In Maryland, there is no statute of limitations for involuntary manslaughter. I learned this from Steve Cox, whose office, above an antiquarian map store in Harvard Square, had a sign that advertised All Legal Questions Answered $50 . He had a silver mustache, rimless glasses, and wore, in the middle of winter, a guayabera with a pocket protector. Every surface of his office was crowded with Mexican curios: dancing skeletons, carved santos, miniature sombreros. It doesn’t look great, he said, when I finished my tale of woe and he’d checked the state database on his computer. Maryland’s common law, and the definition of manslaughter is wide open. The prosecutor might get hung up on establishing cause. But I wouldn’t bet on it. You’d be looking at ten years in one of the state prisons down there — Jessup is the biggest. Not happy places. Good behavior, no previous record, you might get it down to three to five. Maybe even a suspended sentence, five years’ probation. But then you’re still a felon for life. Does anyone else know about this?
No.
You sure? You never got drunk and told some nice bartender, some girl you hooked up with in college? Ever taken acid? People tend to confess crimes when they’re on acid. Happens all the time, don’t ask me why.
Never. Never.
Well, okay, then. The best thing is to keep this tamped down for good. You married? She know?

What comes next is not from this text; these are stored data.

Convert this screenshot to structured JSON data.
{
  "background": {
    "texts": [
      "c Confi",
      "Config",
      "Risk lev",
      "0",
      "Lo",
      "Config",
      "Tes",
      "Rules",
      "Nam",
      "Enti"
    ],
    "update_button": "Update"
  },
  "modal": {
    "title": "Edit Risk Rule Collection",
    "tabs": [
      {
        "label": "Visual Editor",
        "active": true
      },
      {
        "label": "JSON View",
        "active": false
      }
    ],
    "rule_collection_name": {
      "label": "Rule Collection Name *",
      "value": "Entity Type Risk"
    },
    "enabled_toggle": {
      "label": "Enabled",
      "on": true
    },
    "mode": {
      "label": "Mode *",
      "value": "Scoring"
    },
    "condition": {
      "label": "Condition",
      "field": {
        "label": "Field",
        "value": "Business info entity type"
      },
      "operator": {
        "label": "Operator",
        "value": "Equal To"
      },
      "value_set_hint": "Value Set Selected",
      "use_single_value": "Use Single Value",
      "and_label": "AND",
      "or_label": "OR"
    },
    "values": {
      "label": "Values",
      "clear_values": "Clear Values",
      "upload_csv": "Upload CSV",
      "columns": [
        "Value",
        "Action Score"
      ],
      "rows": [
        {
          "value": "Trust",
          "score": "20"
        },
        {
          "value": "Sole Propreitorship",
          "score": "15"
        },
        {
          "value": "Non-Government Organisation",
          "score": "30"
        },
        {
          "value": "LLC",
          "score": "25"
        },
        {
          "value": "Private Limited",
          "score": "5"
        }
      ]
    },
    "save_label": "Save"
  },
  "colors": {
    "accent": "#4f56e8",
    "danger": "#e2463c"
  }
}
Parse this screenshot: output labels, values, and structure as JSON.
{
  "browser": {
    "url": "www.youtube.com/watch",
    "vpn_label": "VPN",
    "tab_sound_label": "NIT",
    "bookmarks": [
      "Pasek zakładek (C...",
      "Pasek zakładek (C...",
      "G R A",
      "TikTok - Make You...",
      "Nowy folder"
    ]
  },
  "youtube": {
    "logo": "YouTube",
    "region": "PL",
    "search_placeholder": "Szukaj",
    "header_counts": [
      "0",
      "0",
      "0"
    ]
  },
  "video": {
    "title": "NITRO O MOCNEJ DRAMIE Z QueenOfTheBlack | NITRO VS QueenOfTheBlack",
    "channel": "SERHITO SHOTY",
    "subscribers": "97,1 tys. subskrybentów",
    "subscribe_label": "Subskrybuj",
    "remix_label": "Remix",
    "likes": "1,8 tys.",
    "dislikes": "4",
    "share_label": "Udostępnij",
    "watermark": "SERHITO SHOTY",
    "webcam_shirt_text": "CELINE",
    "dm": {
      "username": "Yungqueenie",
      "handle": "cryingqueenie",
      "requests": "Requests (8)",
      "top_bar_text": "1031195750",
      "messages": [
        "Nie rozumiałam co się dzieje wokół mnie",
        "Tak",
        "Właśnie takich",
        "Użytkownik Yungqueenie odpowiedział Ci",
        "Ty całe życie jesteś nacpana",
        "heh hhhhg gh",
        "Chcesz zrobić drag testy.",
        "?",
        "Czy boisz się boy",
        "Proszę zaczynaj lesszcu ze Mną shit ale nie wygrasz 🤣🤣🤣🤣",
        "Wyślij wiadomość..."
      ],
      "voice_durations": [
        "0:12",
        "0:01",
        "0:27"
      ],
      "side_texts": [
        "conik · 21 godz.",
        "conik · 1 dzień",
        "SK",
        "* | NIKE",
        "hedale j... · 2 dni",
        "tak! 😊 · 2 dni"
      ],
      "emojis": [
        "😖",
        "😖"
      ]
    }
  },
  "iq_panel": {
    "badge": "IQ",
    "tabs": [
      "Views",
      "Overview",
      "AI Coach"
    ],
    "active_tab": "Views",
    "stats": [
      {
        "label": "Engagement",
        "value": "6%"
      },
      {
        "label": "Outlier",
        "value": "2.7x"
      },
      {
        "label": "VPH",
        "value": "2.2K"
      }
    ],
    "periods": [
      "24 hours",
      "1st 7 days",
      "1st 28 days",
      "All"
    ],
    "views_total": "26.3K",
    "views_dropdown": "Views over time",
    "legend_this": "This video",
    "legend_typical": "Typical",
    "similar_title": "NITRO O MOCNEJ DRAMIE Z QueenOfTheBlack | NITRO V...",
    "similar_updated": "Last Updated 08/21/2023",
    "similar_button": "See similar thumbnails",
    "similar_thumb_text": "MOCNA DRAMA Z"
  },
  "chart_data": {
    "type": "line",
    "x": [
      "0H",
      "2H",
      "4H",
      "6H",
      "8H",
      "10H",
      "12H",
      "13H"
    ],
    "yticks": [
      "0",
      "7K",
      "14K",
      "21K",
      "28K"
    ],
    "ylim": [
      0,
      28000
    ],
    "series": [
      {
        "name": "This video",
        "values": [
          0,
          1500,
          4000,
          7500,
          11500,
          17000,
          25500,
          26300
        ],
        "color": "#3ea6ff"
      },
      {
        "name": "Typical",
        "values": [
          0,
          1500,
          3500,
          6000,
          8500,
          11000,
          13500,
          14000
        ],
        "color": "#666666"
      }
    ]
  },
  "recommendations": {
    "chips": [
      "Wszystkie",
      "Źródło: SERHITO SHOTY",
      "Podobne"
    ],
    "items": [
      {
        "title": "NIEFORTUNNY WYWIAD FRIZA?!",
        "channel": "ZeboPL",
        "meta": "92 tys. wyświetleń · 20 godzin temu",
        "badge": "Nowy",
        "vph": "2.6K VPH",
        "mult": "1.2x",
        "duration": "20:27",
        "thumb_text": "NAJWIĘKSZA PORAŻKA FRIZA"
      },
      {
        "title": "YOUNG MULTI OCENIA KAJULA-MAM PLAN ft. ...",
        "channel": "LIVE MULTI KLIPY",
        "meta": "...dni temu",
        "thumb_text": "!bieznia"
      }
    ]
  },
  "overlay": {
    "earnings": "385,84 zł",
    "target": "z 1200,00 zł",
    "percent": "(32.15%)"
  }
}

No, I said. Not exactly. She’s from China, I added, as if it helped.
Don’t tell her. Think divorce. Think blackmail. Hate to put it this way, but that’s the situation you’re in. Give you another piece of advice? Quit drinking. Or at least take it one drink at a time. Don’t take drugs. Avoid anesthesia. Keep it straight and sober. Keep it till your deathbed. Either that or move to Costa Rica. I’ve got friends in real estate there. Set you up real nice for next to nothing.